The new GamePro is much more targeted than the old. Even though the magazine is reducing is frequency by 2/3, it's also printing fewer copies, and focusing its distribution efforts to the places it sells well (bookstores and airports, as mentioned before, but also places like Walmart). It's targeting a smaller market than ever before, but if Rignall's intuitions are correct, the magazine's margins will improve, as they manage to sell a higher percentage of the issues they print.
"It's not like the old days where it was like carpet-bombing - let's print half a million magazines and throw them out there and then sell as many as we can," he said. "We want to be more targeted. So we're definitely going to be trying to put them mostly in places that we know they'll sell."
"So we're not printing four magazines and selling one. We'd like to print three magazines and sell one, which makes it more economically viable."
A Snapshot of History
Distrubution is only part of the picture. GamePro's editorial has to adapt as well. While the magazine will stay relevant with the current news and the most anticipated new games, it has to balance that relevancy with its quarterly schedule. With a three-month lead time, something GamePro's staff writes today could, in the worst case scenario, be purchased and read six months down the road.

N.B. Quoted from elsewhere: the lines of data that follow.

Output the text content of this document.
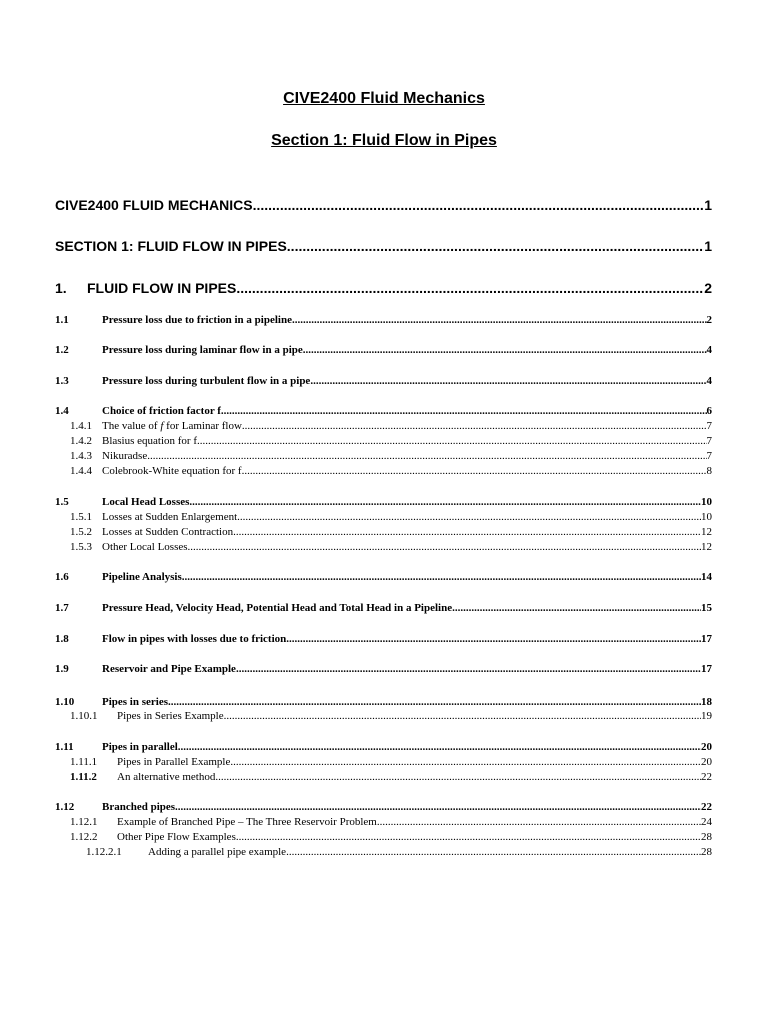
CIVE2400 Fluid Mechanics
Section 1: Fluid Flow in Pipes
CIVE2400 FLUID MECHANICS .....	1
SECTION 1: FLUID FLOW IN PIPES .....	1
1.	FLUID FLOW IN PIPES .....	2
1.1	Pressure loss due to friction in a pipeline. .....	2
1.2	Pressure loss during laminar flow in a pipe .....	4
1.3	Pressure loss during turbulent flow in a pipe .....	4
1.4	Choice of friction factor f .....	6
1.4.1 The value of f for Laminar flow .....	7
1.4.2 Blasius equation for f .....	7
1.4.3 Nikuradse .....	7
1.4.4 Colebrook-White equation for f .....	8
1.5	Local Head Losses .....	10
1.5.1 Losses at Sudden Enlargement .....	10
1.5.2 Losses at Sudden Contraction .....	12
1.5.3 Other Local Losses .....	12
1.6	Pipeline Analysis .....	14
1.7	Pressure Head, Velocity Head, Potential Head and Total Head in a Pipeline .....	15
1.8	Flow in pipes with losses due to friction. .....	17
1.9	Reservoir and Pipe Example .....	17
1.10	Pipes in series .....	18
1.10.1	Pipes in Series Example .....	19
1.11	Pipes in parallel .....	20
1.11.1	Pipes in Parallel Example .....	20
1.11.2	An alternative method .....	22
1.12	Branched pipes .....	22
1.12.1	Example of Branched Pipe – The Three Reservoir Problem .....	24
1.12.2	Other Pipe Flow Examples .....	28
1.12.2.1	Adding a parallel pipe example .....	28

"Yeah, that's definitely a challenge," admits Rignall. "But I think there's a few things we do know. The games development cycle is slow. And it takes a long time for stuff to happen."
Rather than trying to maintain a traditional magazine's cycle of staying as on top of the immediate news as possible, Rignall envisions the new GamePro's editorial as more of a snapshot of video game history in progress.
"At the end of the day, gaming is a culture, and it's a culture that kind of ebbs and flows and it slowly evolves," he says, struggling to put his vision into words, admitting that it sounds more highbrow than he intends.
"We're not taking a small slice of everything that is happening this month. We're trying to stretch it out into the future, sort of maybe six months, and behind us, well, it could be six months, it could be a year," he says.
"To me that's what it's all about these days, a magazine that kind of celebrates gaming in the terms of its sort of context within history, what's kind of going on now and where it's going."
"It's like slow journalism, basically. It's more thoughtful, it takes place over a longer period of time. There's a lot more depth and discussion and meat to what we're writing. That's the general idea at least."
The Last Great Video Game Magazine
As enthusiastic as he is, even Rignall has to admit that it may not work. Print may be irreversibly dead. But he's going to go down trying.
"It sounds really boastful, but what we want to do is make the last great video game magazine," he says. "Let's go out in style, let's make something that celebrates what print does really well."
"We'll do all of these things, and do it as well as we can, and hopefully there are enough people that will still want to buy it."
And if not? "Then we'll join everyone else online and make the best of it there."
The first quarterly issue of GamePro hits newsstands November 8.